News, 22 May 2002
Police in the Republic of Ireland are investigating death threats made
to Mrs Dana Rosemary Scallon, a prominent pro-life member of the
European parliament, during her unsuccessful Irish general election
campaign. Dana received a letter and a number of menacing phone
messages because she had campaigned for a 'no' vote in the recent
abortion referendum. However, Dana has said that the reasons for her
opposition to the referendum proposals have been misrepresented. She
and many other pro-lifers were against the proposals because they would
have weakened legal protection of unborn children, especially
pre-implantation embryos. [
The Irish Examiner, 22 May; SPUC]
An American pro-life organisation has claimed that the abortion
industry in the US is consistently failing to adhere to state and
federal laws on the reporting of child sexual abuse and parental
notification. Mark Crutcher, president of Life Dynamics Inc., will
present the findings of his organisation's investigation next Saturday.

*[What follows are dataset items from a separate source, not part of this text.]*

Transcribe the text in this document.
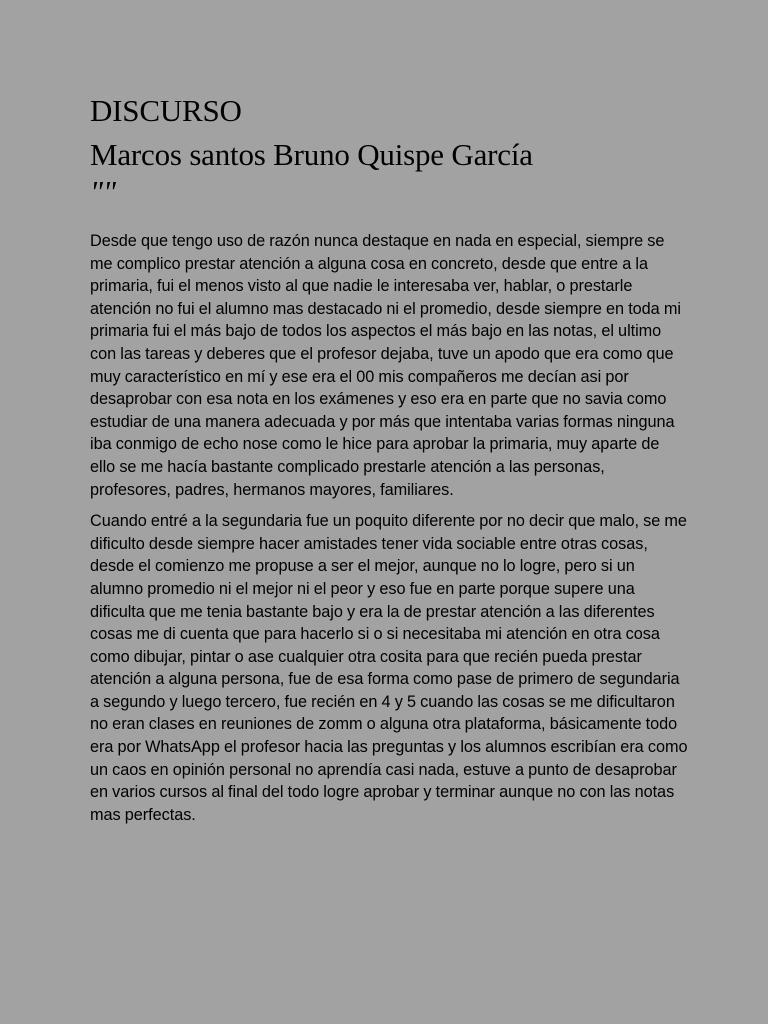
DISCURSO
Marcos santos Bruno Quispe García
""

Desde que tengo uso de razón nunca destaque en nada en especial, siempre se me complico prestar atención a alguna cosa en concreto, desde que entre a la primaria, fui el menos visto al que nadie le interesaba ver, hablar, o prestarle atención no fui el alumno mas destacado ni el promedio, desde siempre en toda mi primaria fui el más bajo de todos los aspectos el más bajo en las notas, el ultimo con las tareas y deberes que el profesor dejaba, tuve un apodo que era como que muy característico en mí y ese era el 00 mis compañeros me decían asi por desaprobar con esa nota en los exámenes y eso era en parte que no savia como estudiar de una manera adecuada y por más que intentaba varias formas ninguna iba conmigo de echo nose como le hice para aprobar la primaria, muy aparte de ello se me hacía bastante complicado prestarle atención a las personas, profesores, padres, hermanos mayores, familiares.

Cuando entré a la segundaria fue un poquito diferente por no decir que malo, se me dificulto desde siempre hacer amistades tener vida sociable entre otras cosas, desde el comienzo me propuse a ser el mejor, aunque no lo logre, pero si un alumno promedio ni el mejor ni el peor y eso fue en parte porque supere una dificulta que me tenia bastante bajo y era la de prestar atención a las diferentes cosas me di cuenta que para hacerlo si o si necesitaba mi atención en otra cosa como dibujar, pintar o ase cualquier otra cosita para que recién pueda prestar atención a alguna persona, fue de esa forma como pase de primero de segundaria a segundo y luego tercero, fue recién en 4 y 5 cuando las cosas se me dificultaron no eran clases en reuniones de zomm o alguna otra plataforma, básicamente todo era por WhatsApp el profesor hacia las preguntas y los alumnos escribían era como un caos en opinión personal no aprendía casi nada, estuve a punto de desaprobar en varios cursos al final del todo logre aprobar y terminar aunque no con las notas mas perfectas.
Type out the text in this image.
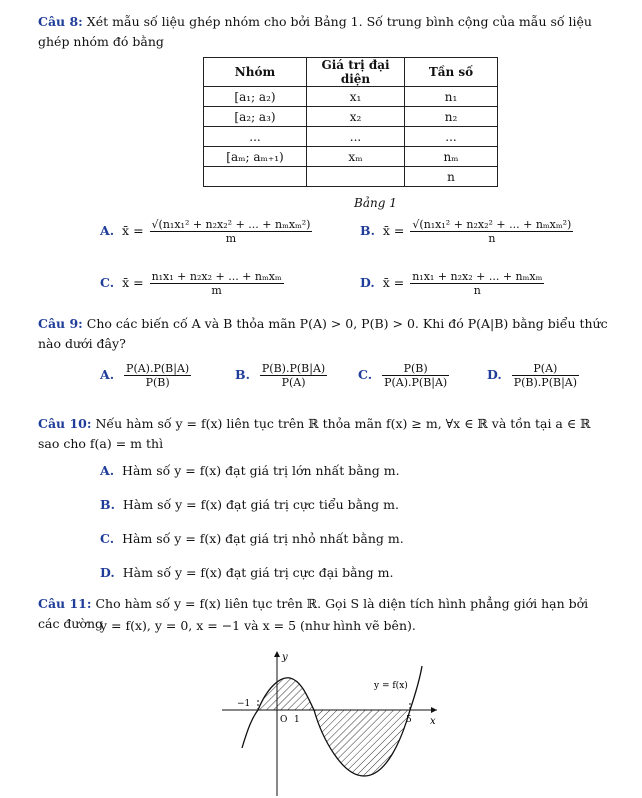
Câu 8: Xét mẫu số liệu ghép nhóm cho bởi Bảng 1. Số trung bình cộng của mẫu số liệu ghép nhóm đó bằng
Nhóm	Giá trị đại diện	Tần số
[a₁; a₂)	x₁	n₁
[a₂; a₃)	x₂	n₂
...	...	...
[aₘ; aₘ₊₁)	xₘ	nₘ
		n
Bảng 1
A. x̄ = $\frac{\text{√(n₁x₁² + n₂x₂² + ... + nₘxₘ²)}}{m}$	B. x̄ = $\frac{\text{√(n₁x₁² + n₂x₂² + ... + nₘxₘ²)}}{n}$
C. x̄ = $\frac{\text{n₁x₁ + n₂x₂ + ... + nₘxₘ}}{m}$	D. x̄ = $\frac{\text{n₁x₁ + n₂x₂ + ... + nₘxₘ}}{n}$
Câu 9: Cho các biến cố A và B thỏa mãn P(A) > 0, P(B) > 0. Khi đó P(A|B) bằng biểu thức nào dưới đây?
A. $\frac{P(A).P(B|A)}{P(B)}$	B. $\frac{P(B).P(B|A)}{P(A)} C$. $\frac{P(B)}{P(A).P(B|A)}$	D. $\frac{P(A)}{P(B).P(B|A)}$
Câu 10: Nếu hàm số y = f(x) liên tục trên ℝ thỏa mãn f(x) ≥ m, ∀x ∈ ℝ và tồn tại a ∈ ℝ sao cho f(a) = m thì
A. Hàm số y = f(x) đạt giá trị lớn nhất bằng m.
B. Hàm số y = f(x) đạt giá trị cực tiểu bằng m.
C. Hàm số y = f(x) đạt giá trị nhỏ nhất bằng m.
D. Hàm số y = f(x) đạt giá trị cực đại bằng m.
Câu 11: Cho hàm số y = f(x) liên tục trên ℝ. Gọi S là diện tích hình phẳng giới hạn bởi các đường
y = f(x), y = 0, x = −1 và x = 5 (như hình vẽ bên).
y
x
O
y = f(x)
−1
1	5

The report, entitled "Child Predators", claims that between 60% and 80%
of girls aged 15 or younger who become pregnant were impregnated by
adult men, but that abortion providers often conceal these crimes when
an underage girl requests an abortion. [
LifeSite, 21 May]
A survey of doctors in Michigan has found that 95% believe that
pregnant women have a moral obligation to protect the health of their
unborn child by abstaining from excessive alcohol consumption or the
use of illicit drugs. An analysis of questionnaires completed by more
than 800 doctors in Michigan in 1998, and published in the April 2002
issue of the
American Journal of Obstetrics and Gynecology,
indicates that a majority of all family doctors, obstetricians and
paediatricians would support mandatory alcohol screening of pregnant
women, and over half consider that the use of illicit drugs during
pregnancy should be legally defined as a form of child abuse. [
Reuters, 17 May; via NWHIC]
Researchers have suggested that American teenagers are becoming more
sexually responsible, with rates of sexual activity, pregnancy and
abortion all falling among 15 to 17-year-olds. A study published in
Context,
a journal of the American Sociological Association, indicates that the
number of boys aged between 15 and 17 who are sexually active has
fallen by 8.5% in the past decade. The teen pregnancy rate is now at
its lowest since 1975, and the abortion rate for teenagers fell by 31%
between 1986 and 1996. [AScribe Newswire, 21 May; via Northern Light]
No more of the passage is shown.